Sin embargo, mi pregunta es sincera. Me gustaría saber qué prefieren a ese respecto los involucrados y los espectadores de la actual controversia sobre el tipo de vínculo que une a la Universidad con la Iglesia. Mi propósito en estas páginas ha sido trazar un marco amplio en el que se podrían ubicar las razones, propias y adversas, así como los posibles puntos de convergencia en este delicado tema. Si es posible el diálogo entre la jerarquía eclesiástica y una universidad católica democrática, éste pasa por suponer que las partes tienen una visión razonada de la crisis de la Iglesia y del papel que deben desempeñar en ella sus universidades.
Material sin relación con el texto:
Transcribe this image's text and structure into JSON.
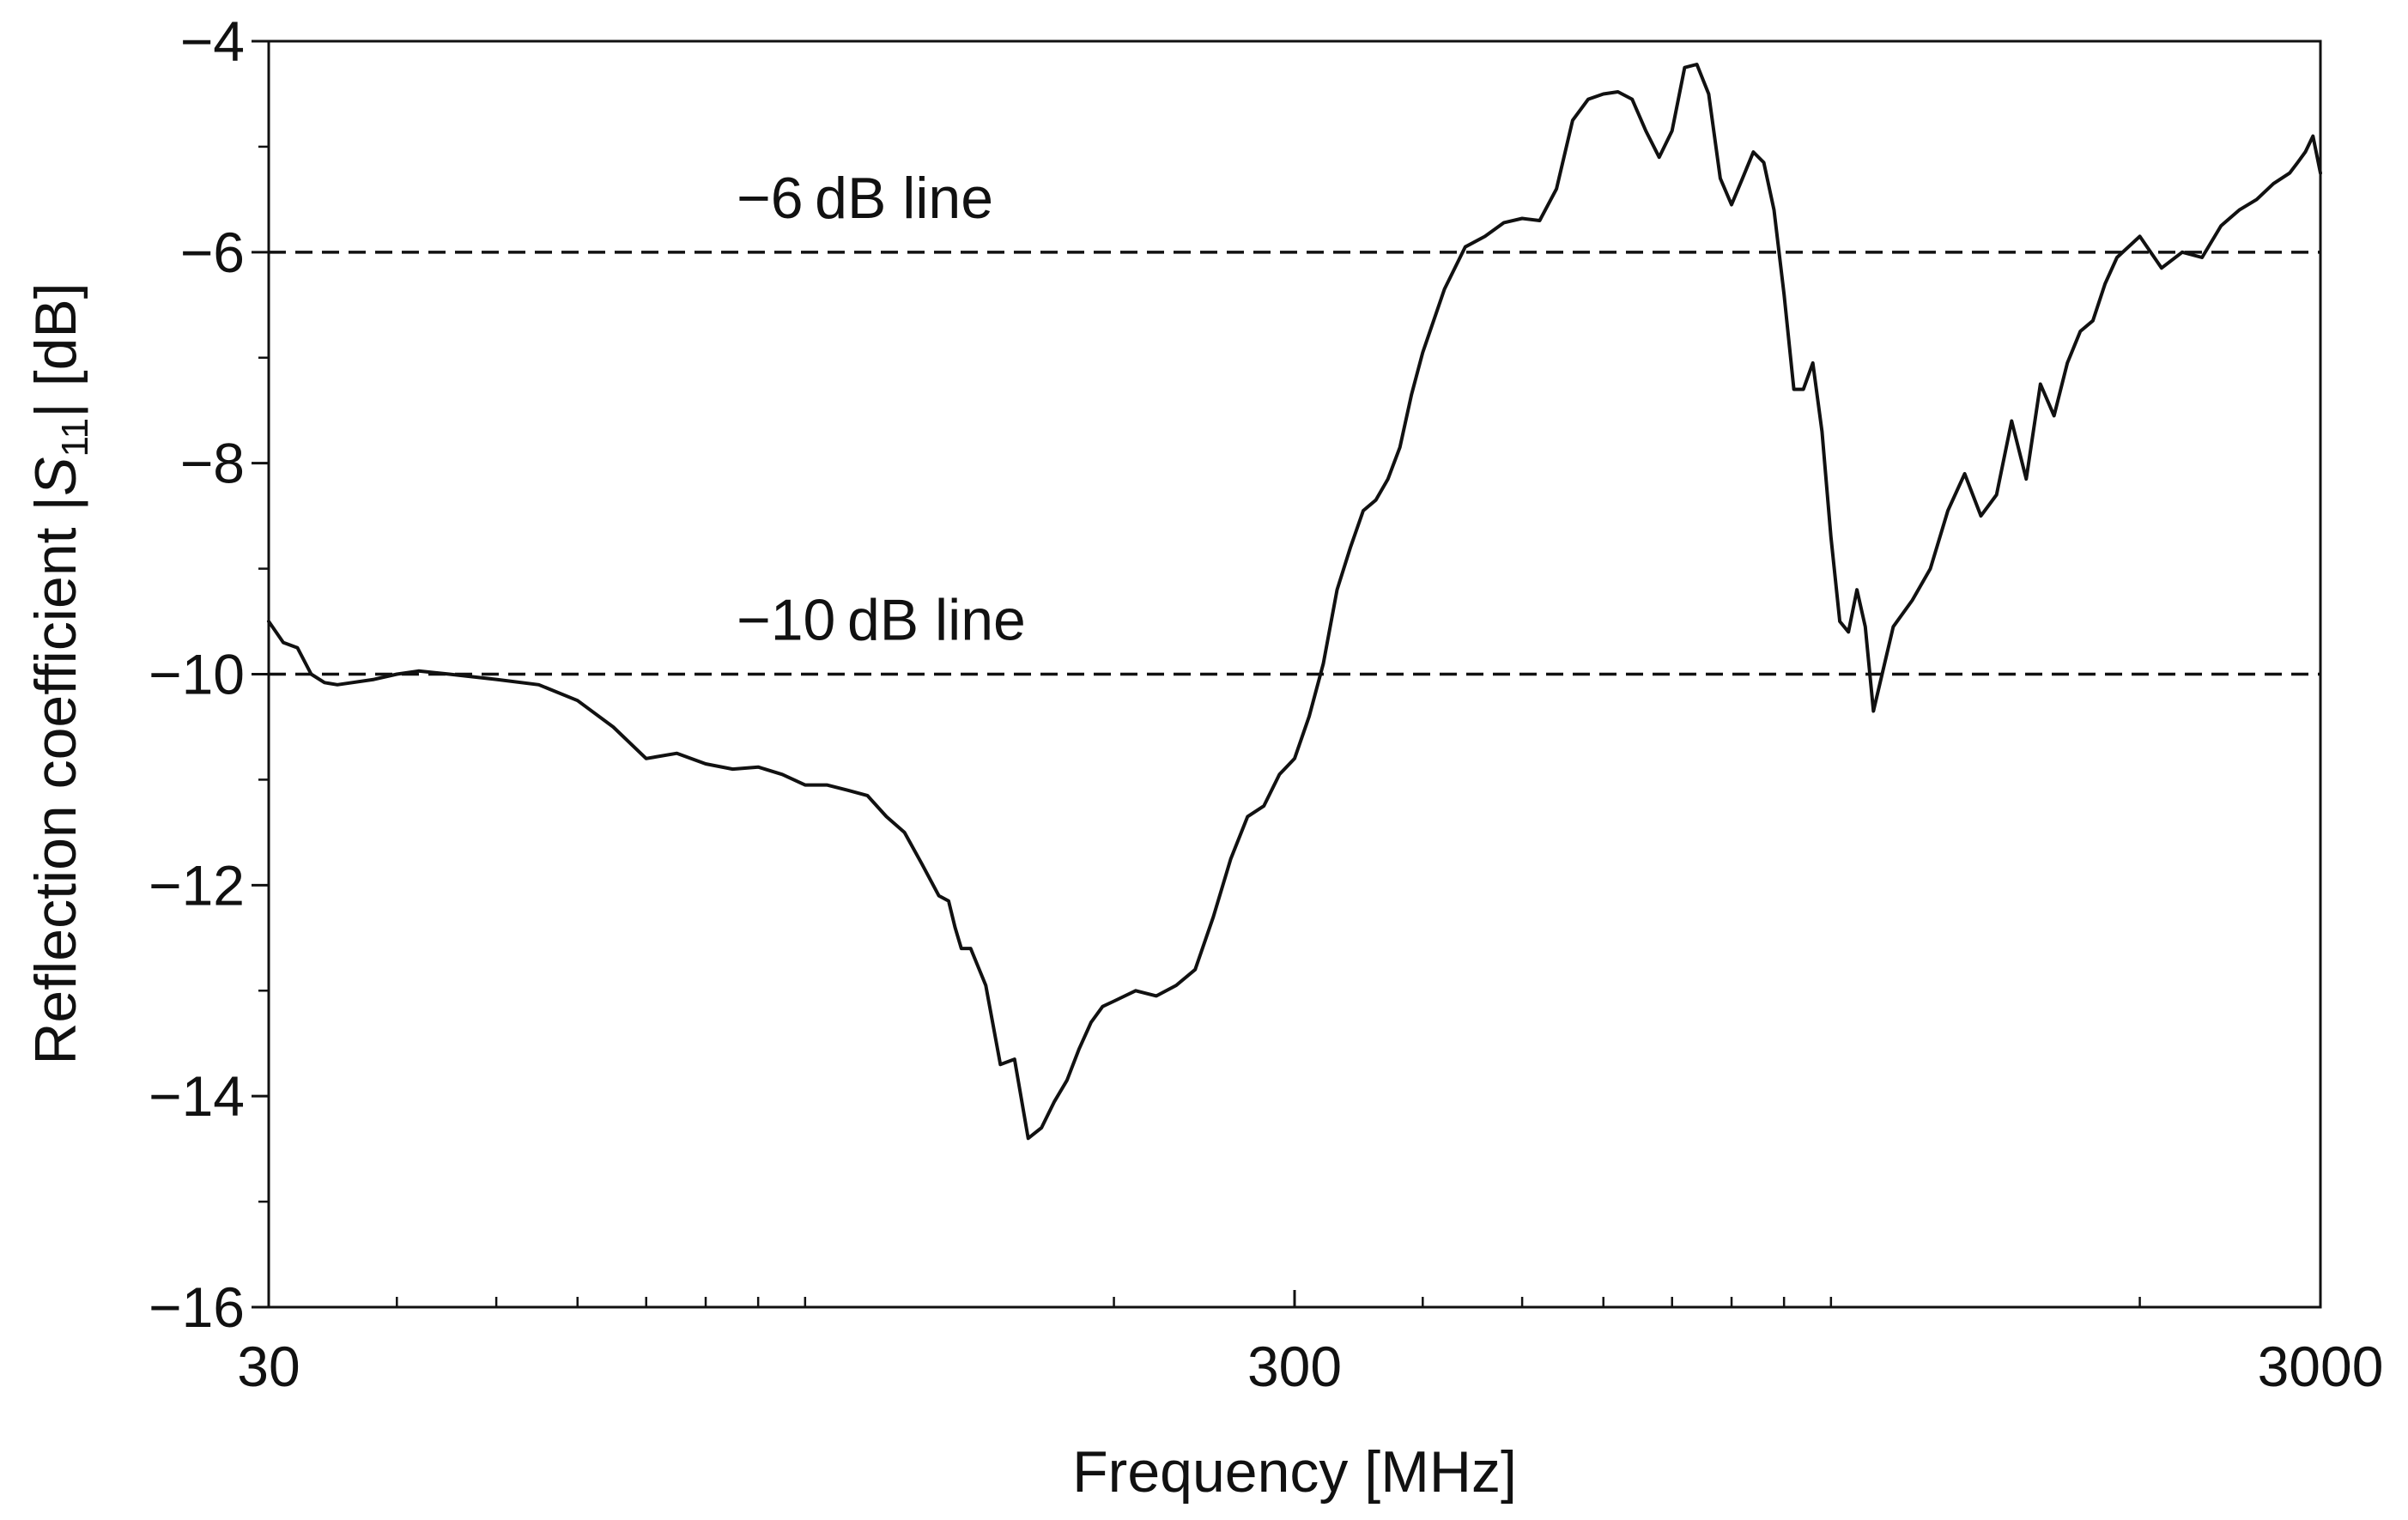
{
  "chart_data": {
    "type": "line",
    "xlabel": "Frequency [MHz]",
    "ylabel_main": "Reflection coefficient |",
    "ylabel_symbol": "S",
    "ylabel_sub": "11",
    "ylabel_tail": "| [dB]",
    "x_scale": "log",
    "xlim": [
      30,
      3000
    ],
    "ylim": [
      -16,
      -4
    ],
    "x_major_ticks": [
      30,
      300,
      3000
    ],
    "x_minor_ticks": [
      40,
      50,
      60,
      70,
      80,
      90,
      100,
      200,
      400,
      500,
      600,
      700,
      800,
      900,
      1000,
      2000
    ],
    "y_major_ticks": [
      -16,
      -14,
      -12,
      -10,
      -8,
      -6,
      -4
    ],
    "y_minor_ticks": [
      -15,
      -13,
      -11,
      -9,
      -7,
      -5
    ],
    "tick_labels": {
      "x": [
        "30",
        "300",
        "3000"
      ],
      "y": [
        "−16",
        "−14",
        "−12",
        "−10",
        "−8",
        "−6",
        "−4"
      ]
    },
    "grid": false,
    "reference_lines": [
      {
        "y": -6,
        "label": "−6 dB line",
        "style": "dashed"
      },
      {
        "y": -10,
        "label": "−10 dB line",
        "style": "dashed"
      }
    ],
    "series": [
      {
        "color": "#111111",
        "x": [
          30,
          31,
          32,
          33,
          34,
          35,
          38,
          40,
          42,
          45,
          50,
          55,
          60,
          65,
          70,
          75,
          80,
          85,
          90,
          95,
          100,
          105,
          110,
          115,
          120,
          125,
          130,
          135,
          138,
          140,
          142,
          145,
          150,
          155,
          160,
          165,
          170,
          175,
          180,
          185,
          190,
          195,
          200,
          210,
          220,
          230,
          240,
          250,
          260,
          270,
          280,
          290,
          300,
          310,
          320,
          330,
          340,
          350,
          360,
          370,
          380,
          390,
          400,
          420,
          440,
          460,
          480,
          500,
          520,
          540,
          560,
          580,
          600,
          620,
          640,
          660,
          680,
          700,
          720,
          740,
          760,
          780,
          800,
          820,
          840,
          860,
          880,
          900,
          920,
          940,
          960,
          980,
          1000,
          1020,
          1040,
          1060,
          1080,
          1100,
          1150,
          1200,
          1250,
          1300,
          1350,
          1400,
          1450,
          1500,
          1550,
          1600,
          1650,
          1700,
          1750,
          1800,
          1850,
          1900,
          2000,
          2100,
          2200,
          2300,
          2400,
          2500,
          2600,
          2700,
          2800,
          2850,
          2900,
          2950,
          3000
        ],
        "y": [
          -9.5,
          -9.7,
          -9.75,
          -10.0,
          -10.08,
          -10.1,
          -10.05,
          -10.0,
          -9.97,
          -10.0,
          -10.05,
          -10.1,
          -10.25,
          -10.5,
          -10.8,
          -10.75,
          -10.85,
          -10.9,
          -10.88,
          -10.95,
          -11.05,
          -11.05,
          -11.1,
          -11.15,
          -11.35,
          -11.5,
          -11.8,
          -12.1,
          -12.15,
          -12.4,
          -12.6,
          -12.6,
          -12.95,
          -13.7,
          -13.65,
          -14.4,
          -14.3,
          -14.05,
          -13.85,
          -13.55,
          -13.3,
          -13.15,
          -13.1,
          -13.0,
          -13.05,
          -12.95,
          -12.8,
          -12.3,
          -11.75,
          -11.35,
          -11.25,
          -10.95,
          -10.8,
          -10.4,
          -9.9,
          -9.2,
          -8.8,
          -8.45,
          -8.35,
          -8.15,
          -7.85,
          -7.35,
          -6.95,
          -6.35,
          -5.95,
          -5.85,
          -5.72,
          -5.68,
          -5.7,
          -5.4,
          -4.75,
          -4.55,
          -4.5,
          -4.48,
          -4.55,
          -4.85,
          -5.1,
          -4.85,
          -4.25,
          -4.22,
          -4.5,
          -5.3,
          -5.55,
          -5.3,
          -5.05,
          -5.15,
          -5.6,
          -6.4,
          -7.3,
          -7.3,
          -7.05,
          -7.7,
          -8.7,
          -9.5,
          -9.6,
          -9.2,
          -9.55,
          -10.35,
          -9.55,
          -9.3,
          -9.0,
          -8.45,
          -8.1,
          -8.5,
          -8.3,
          -7.6,
          -8.15,
          -7.25,
          -7.55,
          -7.05,
          -6.75,
          -6.65,
          -6.3,
          -6.05,
          -5.85,
          -6.15,
          -6.0,
          -6.05,
          -5.75,
          -5.6,
          -5.5,
          -5.35,
          -5.25,
          -5.15,
          -5.05,
          -4.9,
          -5.25
        ]
      }
    ]
  }
}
Porque la PUCP fue fundada en 1917 por un sacerdote y un grupo de laicos, sus autoridades sostienen, con razón, que es una fundación privada y que, por ello, la obliga la parte conceptual de Ex Corde Ecclesiae y la parte normativa solo en lo que concierne a las universidades privadas. Si se pretende variar la naturaleza histórica de la erección debido a que en 1942 aceptó ser Pontificia, se hace de un título honorífico un presente griego que hubiera sido mejor no recibir.
Es asombrosa la imprudencia de una autoridad eclesiástica que corre el riesgo de enajenar a una comunidad católica, porque no es capaz de aplicar el mismo método de razonamiento que hemos visto en el discurso del Papa. Es verdad que, en principio, una universidad pontificia no se organiza como una asamblea democrática. Pero es una muestra de poca sabiduría y de nula caridad no comprender que, en contexto, a esta comunidad católica le ha tocado vivir una experiencia de 40 años que ha marcado su identidad, sus logros y sus aspiraciones legítimas.
Si los laicos estamos dispuestos a comprender las razones de la jerarquía, esperamos que la jerarquía comprenda también que hemos hecho profesión de vida universitaria y que, ni siquiera en función de las preocupaciones pastorales más urgentes, podemos cruzarnos de brazos ante una beligerancia gratuita, que amenaza con desnaturalizar nuestra casa. Nos respaldan plenamente en nuestro derecho el espíritu del Concilio Vaticano II, cuya interpretación se halla en pleno dinamismo, y nuestro espíritu universitario católico, que por fidelidad a la Iglesia, por dignidad institucional y por autenticidad cristiana no puede de ninguna manera claudicar en su empeño de seguir siendo un espacio libre y democrático, entregado a la búsqueda de la verdad.